The Crown - Ficção e realidade

    

                                                                      Créditos: Netflix

A Netflix lançou a 5° temporada de The Crown nessa última quarta-feira (09), retratando a vida conturbada da família real britânica na década de 90. Além disso, a série conta com sua terceira troca de elenco, mostrando como estamos nos aproximando dos atuais acontecimentos que chocaram o mundo. Por isso, venho com uma análise sobre os acontecimentos reais da série.

Começamos essa nova fase demonstrando uma queda na popularidade da monarquia. Estamos em 1991, o mundo está saindo de uma das maiores crises econômicas e sociais que foi a guerra fria. A economia está abalada e o povo apenas enxerga o atual governo como obsoleto, uma pedra atrapalhando o crescimento do país.

Os episódios são pontuados por acontecimentos trágicos vividos pela coroa. Seja a crise no casamento de Diana e Charles com suas complicações na mídia, a morte de entes queridos e os divórcios escandalosos, a série crítica e homenageia ao mesmo tempo a falecida Rainha Elizabeth II. 

                                                                      Créditos: Netflix

Um dos diferenciais mais inteligentes foram os diversos pontos de vista dos personagens. Mesmo seguindo uma linha do tempo, as personalidades são aprofundadas mostrando as consequências geradas ao fazer parte de um sistema tão ingessado em si. As relações políticas são por consequência mais estreitadas, reafirmando o poder da Coroa nas relações internacionais e como elas formaram elos fortes ao longo dos anos.

Não tem como negar que o foco central dessa temporada gira em torno de Diana e como seu casamento desde sempre foi inspecionado pela mídia. Desde especulações sobre o relacionamento, questionamentos sobre sua saúde tanto física quanto mental.
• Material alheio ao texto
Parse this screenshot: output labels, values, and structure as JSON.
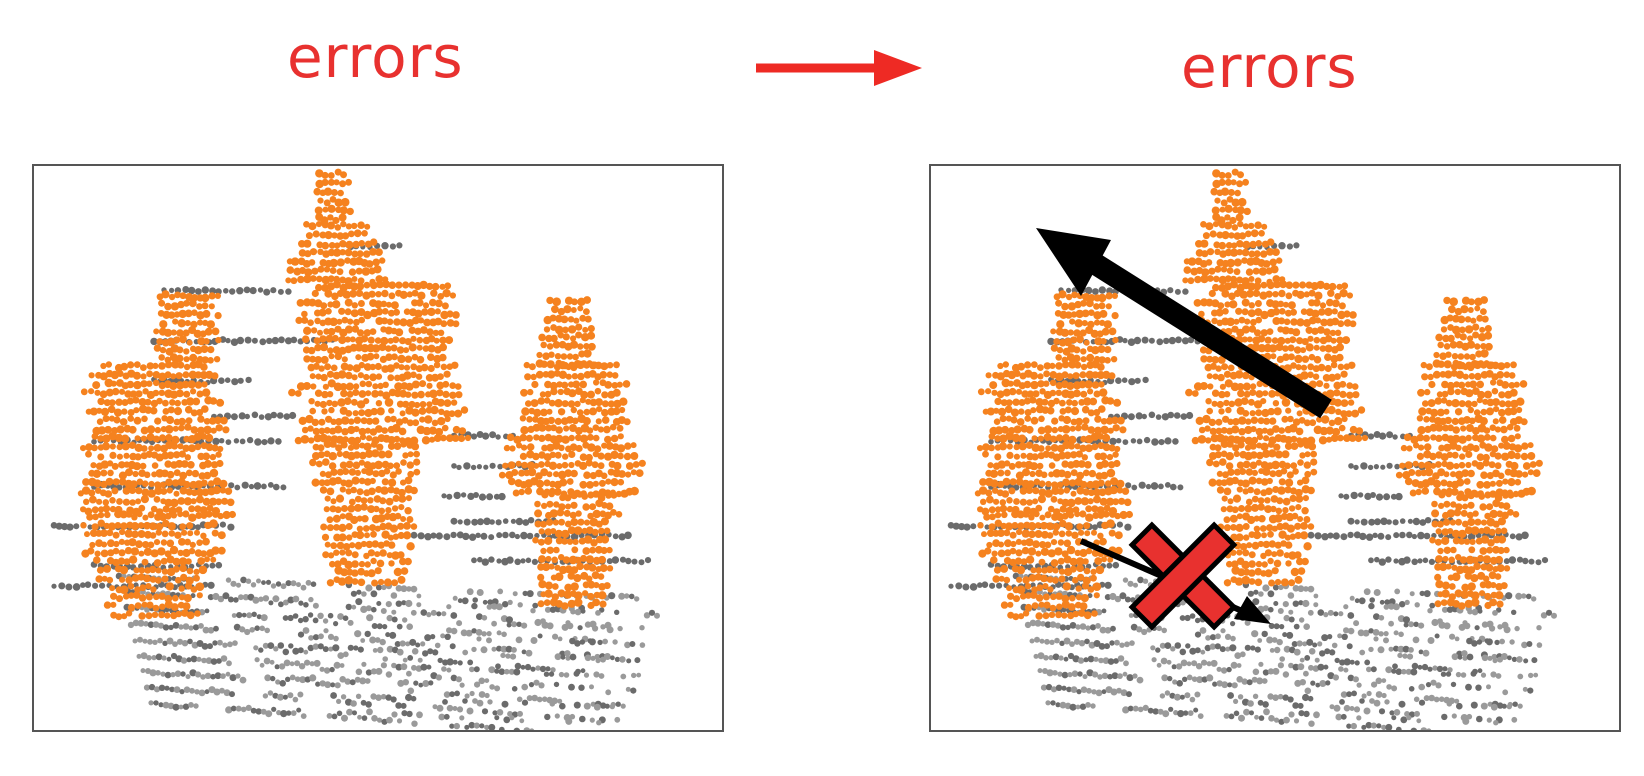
{
  "left_panel": {
    "label": "errors"
  },
  "right_panel": {
    "label": "errors"
  },
  "colors": {
    "label": "#e8312f",
    "arrow": "#ee2a24",
    "points_foreground": "#f5821f",
    "points_background": "#6b6b6b",
    "points_ground": "#9a9a9a",
    "cross_fill": "#e8312f",
    "overlay_arrow": "#000000"
  }
}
Além do óbvio caso Charles e Camila. 

                                                                     Créditos: Netflix

Um ponto interessante, que os roteiristas não poderiam imaginar quando escreviam foi demonstrar as ideias do até então Príncipe Charles e agora Rei para o futuro da monarquia. Suas ideais progressistas podem ser um meio de comparação com o o agora. 

O que podemos aprender com o fim dessa temporada? Que a história muitas vezes não precisa ser contada de forma apressada, existem vários lados de uma mesma história e apenas as conhecendo que poderíamos tirar conclusões sobre o passado.